Consumer spending in the GCC food sector stood at $83bn at the end of last year, but is expected to reach $106bn in the next five years, according to a study by ATKearney, a global management consultancy.
And many of the exhibitors at the four-day show are hoping to expand their share of the spoils.
"There are billions of dollars of trade that takes place in and around this event and for them, when many of their home markets are at best flat, at worst struggling, here is a market in the ascendant and the Middle East for them is a very attractive place to be because it connects them with a very wide geography," said Mark Napier, the director of exhibitions at Dubai World Trade Centre.
Greece-based Agrovim, which owns the Iliada olive oil brand, is one such company. It mainly exports its products to countries including the Emirates, so it has not been too badly affected by Greece's economic woes. But many of the countries it exports to are in Europe, which is suffering from its own financial troubles.
"The Middle East is a very good market for us because the people have money," said Jenny Gyftea, the vice president of Agrovim.
The company is participating in Gulfood with an aim to expand its customer base in the region. "For us Egypt is a very good market [in addition to] Kuwait and Dubai. We are working on Saudi Arabia now."
Pro Ecuador, the trade and investment promotion organisation of Ecuador, is taking part in Gulfood for the first time to increase the country's exports to the Emirates and the region. Last year Ecuador's exports to the UAE stood at around $4 million.

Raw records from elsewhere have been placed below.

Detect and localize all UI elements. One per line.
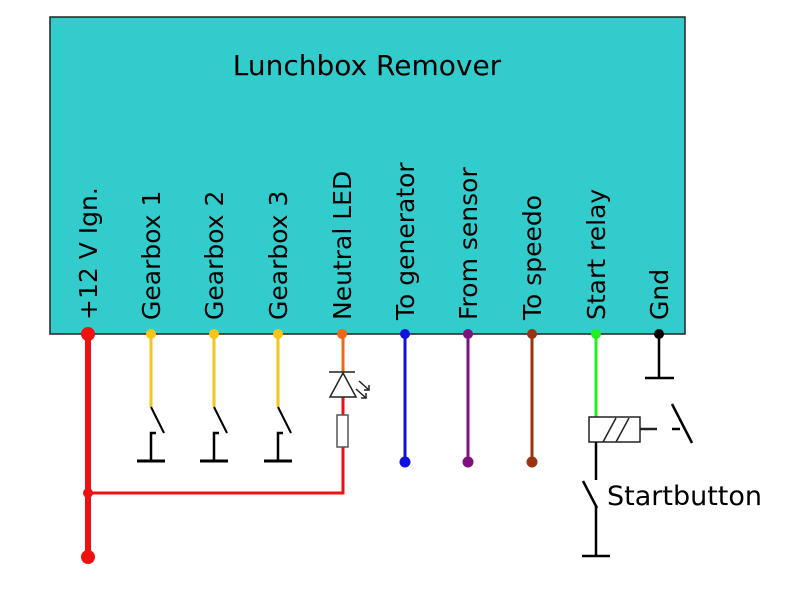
startbutton-label: Startbutton bbox=[607, 481, 762, 512]
pin-label: Neutral LED bbox=[328, 171, 357, 320]
pin-dot bbox=[81, 327, 95, 341]
gearbox-switch-icon bbox=[137, 334, 165, 463]
pin-dot bbox=[654, 329, 664, 339]
pin-label: Start relay bbox=[582, 189, 611, 320]
gearbox-switch-icon bbox=[264, 334, 292, 463]
signal-terminal bbox=[526, 456, 538, 468]
ignition-terminal bbox=[81, 550, 95, 564]
module-box bbox=[49, 16, 686, 335]
junction-dot bbox=[83, 488, 93, 498]
pin-dot bbox=[273, 329, 283, 339]
pin-dot bbox=[527, 329, 537, 339]
pin-label: Gearbox 3 bbox=[264, 191, 293, 320]
pin-label: To speedo bbox=[518, 195, 547, 321]
led-icon bbox=[328, 371, 370, 399]
pin-dot bbox=[591, 329, 601, 339]
pin-label: From sensor bbox=[454, 167, 483, 320]
resistor-icon bbox=[336, 414, 349, 448]
signal-terminal bbox=[462, 456, 474, 468]
pin-label: +12 V Ign. bbox=[74, 187, 103, 320]
gearbox-switch-icon bbox=[200, 334, 228, 463]
relay-icon bbox=[588, 416, 657, 443]
ground-icon bbox=[645, 334, 674, 380]
ignition-wire bbox=[85, 334, 345, 557]
pin-dot bbox=[463, 329, 473, 339]
relay-contact-icon bbox=[670, 403, 694, 444]
module-title: Lunchbox Remover bbox=[233, 49, 502, 82]
pin-label: Gearbox 2 bbox=[200, 191, 229, 320]
pin-dot bbox=[146, 329, 156, 339]
pin-dot bbox=[209, 329, 219, 339]
pin-label: Gearbox 1 bbox=[137, 191, 166, 320]
pin-dot bbox=[337, 329, 347, 339]
pin-label: To generator bbox=[391, 162, 420, 321]
pin-dot bbox=[400, 329, 410, 339]
signal-terminal bbox=[399, 456, 411, 468]
startbutton-switch-icon bbox=[581, 442, 610, 558]
pin-label: Gnd bbox=[645, 269, 674, 320]
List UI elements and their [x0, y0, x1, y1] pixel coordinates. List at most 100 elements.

"It is the new strategy of Pro Ecuador and the government of Ecuador to [penetrate] new international and especially emerging markets such as the United Arab Emirates and the region," said Hussam Hassan, the head of commercial office at Pro Ecuador.

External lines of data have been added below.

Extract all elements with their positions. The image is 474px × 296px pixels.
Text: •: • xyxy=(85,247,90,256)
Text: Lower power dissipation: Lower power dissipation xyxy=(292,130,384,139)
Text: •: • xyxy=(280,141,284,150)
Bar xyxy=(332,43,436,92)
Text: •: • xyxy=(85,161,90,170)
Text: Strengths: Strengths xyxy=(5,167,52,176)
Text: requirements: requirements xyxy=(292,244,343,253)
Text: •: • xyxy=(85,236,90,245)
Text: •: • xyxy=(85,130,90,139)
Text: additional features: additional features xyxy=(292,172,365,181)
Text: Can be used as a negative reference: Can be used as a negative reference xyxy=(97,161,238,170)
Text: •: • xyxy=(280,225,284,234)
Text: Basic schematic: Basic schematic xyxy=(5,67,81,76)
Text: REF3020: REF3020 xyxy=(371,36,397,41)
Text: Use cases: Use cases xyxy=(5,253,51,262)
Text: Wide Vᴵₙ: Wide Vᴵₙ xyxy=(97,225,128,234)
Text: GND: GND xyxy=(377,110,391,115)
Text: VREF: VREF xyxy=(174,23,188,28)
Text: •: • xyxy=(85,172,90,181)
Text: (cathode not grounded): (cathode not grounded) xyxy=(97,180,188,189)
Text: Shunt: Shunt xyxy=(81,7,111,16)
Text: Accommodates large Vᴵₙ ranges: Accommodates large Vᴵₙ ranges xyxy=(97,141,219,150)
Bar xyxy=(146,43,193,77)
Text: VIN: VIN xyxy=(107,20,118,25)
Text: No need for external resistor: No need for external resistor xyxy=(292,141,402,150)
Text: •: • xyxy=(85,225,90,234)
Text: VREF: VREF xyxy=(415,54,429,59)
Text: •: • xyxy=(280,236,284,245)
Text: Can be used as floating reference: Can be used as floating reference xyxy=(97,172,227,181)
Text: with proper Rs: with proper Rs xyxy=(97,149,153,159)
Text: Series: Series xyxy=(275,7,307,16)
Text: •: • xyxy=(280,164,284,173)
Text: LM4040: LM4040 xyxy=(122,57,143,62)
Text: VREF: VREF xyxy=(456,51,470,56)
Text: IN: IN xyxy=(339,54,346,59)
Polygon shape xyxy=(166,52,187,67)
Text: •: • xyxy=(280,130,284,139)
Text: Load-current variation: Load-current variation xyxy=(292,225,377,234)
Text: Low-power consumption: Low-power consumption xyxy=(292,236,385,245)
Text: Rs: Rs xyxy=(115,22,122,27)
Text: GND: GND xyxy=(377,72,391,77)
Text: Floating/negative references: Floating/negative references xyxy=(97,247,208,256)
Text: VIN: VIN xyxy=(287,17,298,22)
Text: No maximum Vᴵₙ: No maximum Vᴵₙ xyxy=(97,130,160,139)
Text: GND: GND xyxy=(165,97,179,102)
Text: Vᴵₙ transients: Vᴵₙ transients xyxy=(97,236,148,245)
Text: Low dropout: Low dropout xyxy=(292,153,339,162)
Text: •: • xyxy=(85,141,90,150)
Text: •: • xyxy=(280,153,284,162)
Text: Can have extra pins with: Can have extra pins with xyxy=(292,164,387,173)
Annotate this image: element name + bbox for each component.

The organisation brought four Ecuadorian businesses to the show, ranging from the fruit exporter, Earthfructifera to the organic chocolate company, Pacari to help them to establish connections.
But for some regional companies, Gulfood represents an opportunity to pursue opportunities further afield.
Aujan Group Holding, which is headquartered in Saudi Arabia and owns the Rani and Barbican drinks brands, has just created two beverage companies with The Coca-Cola Company - the Aujan Coca-Cola Beverages Company and Rani Refreshments.
"One aspect of this partnership, is the international expansion of Rani and Barbican," said Roland Ebelt, the general manager of Rani Refreshments.
Aujan Industries began expanding into Africa about four years ago and Rani and Barbican drinks are now sold in Egypt, Libya, Algeria, Ethiopia and Senegal. Aujan is using Gulfood to support the expansion.
"Africa is our number one target for international expansion," said Mr Ebelt. "We will use Gulfood to meet up with people who are working in these markets."